Kiddushim Every Week!

Adat Ari El President Sandy Samuels has many goals for our synagogue. The underlying theme of some of these goals: how does Adat Ari El provide or aid in the congregants connection to God and a connection to each other?

Over the past several months, Sandy has been working closely with Sisterhood President, Karen Gale and Sisterhood's Service Vice President, Marla Feinberg to provide kiddushim every Shabbat that there is not a Mitzvah kiddush hosted. Therefore, every Shabbat congregants will pray together and then connect as they share a Shabbat meal.

Sisterhood's kiddushim menu includes challah, green salad, dessert and of course, tuna salad! Sandy invited all the past synagogue presidents and Executive Committe to kick-off the first of these Shabbat kiddushes with a Tuna Salad Making Night. Sandy superbly supervised the tuna salad preparation. He even showed off some knife skills in the proper technique to created the perfect size chopped celery. The tuna salad team flaked the tuna, chopped the celery, grated the hard-boiled eggs, seasoned and bound it all together with the mayonnaise. Sandy then did the dishes!

Come pray and then watch Sandy and team's tuna salad disappear this Shabbat.

Sandy showing celery chopping techniques

The team in action

Thursday, January 13, 2011

Welcome Kensington Caterers!

Last night, we were treated to a wonderful evening. We joined together at the annual Women's League Torah Fund Dinner to support Torah Fund and honor Arlene Bloom and Ruth Devine with the Chayai Olam and Kol Ishah Awards, respectfully. The prelude to the programming was an incredible inaugural dinner catered by Kensington Caterers. Kensington impressed those in attendance with beautiful presented and flavorful food.

Kensington Caterers Kosher division recently partnered with Adat Ari El to provide "exceptional kosher cuisine" using the highest quality of ingredients. They delivered what they promised. Beyond their kosher division, Kensington also manages on-site food service at the Rose Garden Cafe inside the California Science Center, as well as the Bullocks Tea Room in the Southwestern Law School.

Richard Mooney, co-owner, graciously agreed to give us the recipe to their Apple Cider and Orange dressing that accompanied the artfully presented salad (pictured below). The salad consisted of romaine hearts, placed within dark pumpernickel bread with grilled Granny Smith apples, pumpernickel croutons, candied almonds and Apple Cider and Orange dressing.

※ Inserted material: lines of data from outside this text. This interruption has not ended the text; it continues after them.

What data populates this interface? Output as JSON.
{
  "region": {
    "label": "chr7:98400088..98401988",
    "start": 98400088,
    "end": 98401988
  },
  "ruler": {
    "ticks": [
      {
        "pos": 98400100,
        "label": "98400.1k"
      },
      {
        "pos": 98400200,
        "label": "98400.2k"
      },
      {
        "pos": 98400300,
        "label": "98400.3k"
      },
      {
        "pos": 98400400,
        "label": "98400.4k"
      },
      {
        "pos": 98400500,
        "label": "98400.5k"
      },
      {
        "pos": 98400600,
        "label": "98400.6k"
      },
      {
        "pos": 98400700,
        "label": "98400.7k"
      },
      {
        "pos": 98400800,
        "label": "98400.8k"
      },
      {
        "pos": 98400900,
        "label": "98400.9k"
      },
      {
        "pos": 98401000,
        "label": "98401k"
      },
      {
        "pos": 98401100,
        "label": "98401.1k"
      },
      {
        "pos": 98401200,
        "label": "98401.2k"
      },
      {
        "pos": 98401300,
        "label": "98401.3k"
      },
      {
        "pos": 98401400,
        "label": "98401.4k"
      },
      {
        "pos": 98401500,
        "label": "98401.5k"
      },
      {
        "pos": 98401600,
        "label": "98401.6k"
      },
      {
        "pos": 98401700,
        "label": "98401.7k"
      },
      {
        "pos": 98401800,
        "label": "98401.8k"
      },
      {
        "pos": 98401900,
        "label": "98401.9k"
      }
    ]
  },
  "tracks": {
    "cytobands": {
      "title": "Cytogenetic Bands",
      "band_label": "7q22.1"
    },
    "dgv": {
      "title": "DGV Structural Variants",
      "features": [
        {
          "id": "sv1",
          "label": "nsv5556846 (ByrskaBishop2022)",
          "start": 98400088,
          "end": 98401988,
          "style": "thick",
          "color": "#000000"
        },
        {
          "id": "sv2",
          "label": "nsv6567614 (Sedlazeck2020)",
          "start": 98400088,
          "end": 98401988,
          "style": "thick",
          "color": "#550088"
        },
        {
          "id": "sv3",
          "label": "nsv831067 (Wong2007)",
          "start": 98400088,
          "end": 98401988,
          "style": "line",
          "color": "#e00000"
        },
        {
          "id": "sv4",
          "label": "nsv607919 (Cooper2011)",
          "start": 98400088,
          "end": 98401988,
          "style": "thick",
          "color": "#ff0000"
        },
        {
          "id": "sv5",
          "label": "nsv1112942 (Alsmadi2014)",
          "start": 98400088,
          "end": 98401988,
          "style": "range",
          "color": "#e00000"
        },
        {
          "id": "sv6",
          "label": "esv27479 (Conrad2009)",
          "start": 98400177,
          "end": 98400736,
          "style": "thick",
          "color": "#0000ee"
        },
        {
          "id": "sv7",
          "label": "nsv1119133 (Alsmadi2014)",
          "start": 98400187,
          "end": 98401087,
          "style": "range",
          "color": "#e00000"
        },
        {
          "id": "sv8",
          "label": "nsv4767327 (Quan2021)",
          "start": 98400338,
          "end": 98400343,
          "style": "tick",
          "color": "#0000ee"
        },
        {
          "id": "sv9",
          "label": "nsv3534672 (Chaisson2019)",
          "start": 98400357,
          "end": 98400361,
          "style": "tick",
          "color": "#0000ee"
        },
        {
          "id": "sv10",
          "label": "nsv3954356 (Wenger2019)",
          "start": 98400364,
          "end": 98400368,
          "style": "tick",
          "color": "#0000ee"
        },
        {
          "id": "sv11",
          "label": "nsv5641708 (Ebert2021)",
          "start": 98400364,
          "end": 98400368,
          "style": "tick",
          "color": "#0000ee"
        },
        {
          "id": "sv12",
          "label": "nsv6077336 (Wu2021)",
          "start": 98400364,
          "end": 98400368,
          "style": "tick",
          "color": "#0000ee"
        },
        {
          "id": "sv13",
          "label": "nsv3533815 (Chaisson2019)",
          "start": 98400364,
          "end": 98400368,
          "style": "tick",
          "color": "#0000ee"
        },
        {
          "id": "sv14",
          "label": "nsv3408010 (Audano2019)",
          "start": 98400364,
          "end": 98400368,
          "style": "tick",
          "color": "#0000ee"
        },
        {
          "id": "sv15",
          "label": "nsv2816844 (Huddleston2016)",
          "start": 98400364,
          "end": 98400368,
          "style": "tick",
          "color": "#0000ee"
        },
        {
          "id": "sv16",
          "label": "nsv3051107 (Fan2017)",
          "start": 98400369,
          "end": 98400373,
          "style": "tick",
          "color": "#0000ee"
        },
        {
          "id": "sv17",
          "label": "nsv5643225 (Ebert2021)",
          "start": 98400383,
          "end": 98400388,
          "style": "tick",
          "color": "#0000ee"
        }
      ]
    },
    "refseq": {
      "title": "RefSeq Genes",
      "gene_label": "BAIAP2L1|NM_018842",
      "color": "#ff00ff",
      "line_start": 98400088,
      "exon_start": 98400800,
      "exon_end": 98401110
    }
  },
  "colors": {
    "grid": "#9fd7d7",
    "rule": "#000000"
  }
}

Welcome to the Adat Ari El community and we look forward to many meals to come!

To book Kensington Caterers for your next event or party, or view a sample list of kosher menu items, please visit Kensington's website:

Apple Cider and Orange Dressing (Pareve)

1/3 cup Cider Vinegar (unfiltered)
½ cup Fresh Orange Juice
1 tablespoon Dijon Mustard
1 tablespoon Finely Minced Shallot
1 tablespoon Honey
½ teaspoon Salt
¼ teaspoon Pepper
1 cup Extra Virgin Olive Oil
¼ of a Granny Smith Green Apple, finely minced
Fresh chives

In a bowl, combine all ingredients, except olive oil and fresh apple.

Add the olive oil slowly while beating to create an emulsion.

Adjust seasoning as desired, adding more salt and/or pepper.

Add minced fresh apple to dressing.

Fresh chives can be added if desired.